VERMIN

Vermin is a sophisticated malware attributed to a pro-Russian hacker group, also known as UAC-0020, that operates under the control of law enforcement agencies in the temporarily occupied Luhansk. The Computer Emergency Response Team of Ukraine (CERT-UA) has raised alarms about a new phishing campaign conducted by the Vermin group which distributes this malicious software.
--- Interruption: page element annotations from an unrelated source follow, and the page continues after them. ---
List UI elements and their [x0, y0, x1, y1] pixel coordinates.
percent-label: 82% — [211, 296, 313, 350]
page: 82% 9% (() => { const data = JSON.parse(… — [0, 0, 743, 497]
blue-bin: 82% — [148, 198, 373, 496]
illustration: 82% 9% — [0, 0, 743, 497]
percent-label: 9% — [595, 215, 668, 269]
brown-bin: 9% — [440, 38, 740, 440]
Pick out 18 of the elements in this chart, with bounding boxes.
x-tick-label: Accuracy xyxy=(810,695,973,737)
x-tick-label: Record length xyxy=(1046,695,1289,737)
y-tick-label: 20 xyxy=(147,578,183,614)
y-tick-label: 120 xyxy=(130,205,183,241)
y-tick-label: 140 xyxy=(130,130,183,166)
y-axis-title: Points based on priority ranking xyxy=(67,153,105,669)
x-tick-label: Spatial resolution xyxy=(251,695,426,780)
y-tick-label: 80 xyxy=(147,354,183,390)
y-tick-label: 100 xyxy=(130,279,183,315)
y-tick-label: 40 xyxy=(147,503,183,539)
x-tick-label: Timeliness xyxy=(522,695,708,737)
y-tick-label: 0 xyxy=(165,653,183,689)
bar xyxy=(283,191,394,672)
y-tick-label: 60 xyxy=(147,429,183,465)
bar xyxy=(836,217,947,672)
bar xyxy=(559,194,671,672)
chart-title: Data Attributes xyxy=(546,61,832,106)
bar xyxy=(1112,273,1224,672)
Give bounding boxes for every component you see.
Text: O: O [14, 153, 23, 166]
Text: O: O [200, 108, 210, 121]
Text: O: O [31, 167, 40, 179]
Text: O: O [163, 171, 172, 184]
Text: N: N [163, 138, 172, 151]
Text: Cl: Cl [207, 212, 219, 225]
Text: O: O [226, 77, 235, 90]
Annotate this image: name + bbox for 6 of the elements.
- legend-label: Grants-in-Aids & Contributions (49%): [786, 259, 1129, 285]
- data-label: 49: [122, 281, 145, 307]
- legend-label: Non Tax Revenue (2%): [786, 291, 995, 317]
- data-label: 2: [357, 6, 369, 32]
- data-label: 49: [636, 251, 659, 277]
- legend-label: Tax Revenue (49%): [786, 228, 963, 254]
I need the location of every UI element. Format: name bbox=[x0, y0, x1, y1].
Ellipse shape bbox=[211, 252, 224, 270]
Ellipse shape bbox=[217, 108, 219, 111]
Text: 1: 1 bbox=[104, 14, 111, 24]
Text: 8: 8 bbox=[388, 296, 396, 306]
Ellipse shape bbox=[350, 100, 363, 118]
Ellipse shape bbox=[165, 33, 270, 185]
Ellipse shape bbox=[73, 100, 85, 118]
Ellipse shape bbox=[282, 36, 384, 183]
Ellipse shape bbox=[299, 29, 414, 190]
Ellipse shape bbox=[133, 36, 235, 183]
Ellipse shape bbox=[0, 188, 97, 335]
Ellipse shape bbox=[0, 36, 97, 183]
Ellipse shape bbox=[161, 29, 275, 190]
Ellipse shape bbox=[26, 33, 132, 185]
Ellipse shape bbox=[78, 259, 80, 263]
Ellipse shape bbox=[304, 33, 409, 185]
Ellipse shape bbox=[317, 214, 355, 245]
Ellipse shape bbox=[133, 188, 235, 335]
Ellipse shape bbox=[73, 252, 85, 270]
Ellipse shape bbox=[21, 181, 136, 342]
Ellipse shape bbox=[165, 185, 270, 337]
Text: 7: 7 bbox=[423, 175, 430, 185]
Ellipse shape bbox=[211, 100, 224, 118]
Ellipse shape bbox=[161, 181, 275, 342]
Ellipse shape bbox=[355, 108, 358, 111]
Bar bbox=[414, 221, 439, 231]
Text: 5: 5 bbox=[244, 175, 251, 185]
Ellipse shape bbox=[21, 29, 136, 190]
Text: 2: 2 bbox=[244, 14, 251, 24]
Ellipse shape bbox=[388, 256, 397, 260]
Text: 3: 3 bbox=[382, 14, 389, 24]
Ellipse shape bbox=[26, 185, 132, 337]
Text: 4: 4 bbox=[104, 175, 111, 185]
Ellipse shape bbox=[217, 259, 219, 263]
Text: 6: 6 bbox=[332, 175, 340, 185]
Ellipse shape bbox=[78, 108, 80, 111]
The malware can infiltrate systems via suspicious downloads, emails, or websites and subsequently cause significant harm, including personal information theft, operational disruption, or data ransom. The Vermin group has been active since late 2015, using both Quasar RAT and VERMIN malware in their operations. Recent attacks targeted the Defense Forces of Ukraine using the SPECTR WPS in combination with a legitimate SyncThing in a campaign dubbed "SickSync". During this campaign, they attempted to deploy two types of malicious code: the previously known Spectr spyware and a newly identified malware family called Firmachagent. This activity strongly suggests that the VERMIN malware is used exclusively by this threat actor. In addition to its standard operational behavior, Vermin has capabilities to collect all keystrokes and clipboard data, encrypting it before storage. It's been at the center of some of the world's largest data breaches, notably hacking Snowflake, a major data warehousing company. Despite the scale and severity of these attacks, the modest size of the campaigns indicates a highly focused and potentially state-backed operation. The CERT-UA continues to monitor and warn against the activities of the Vermin group, emphasizing the need for heightened cybersecurity measures.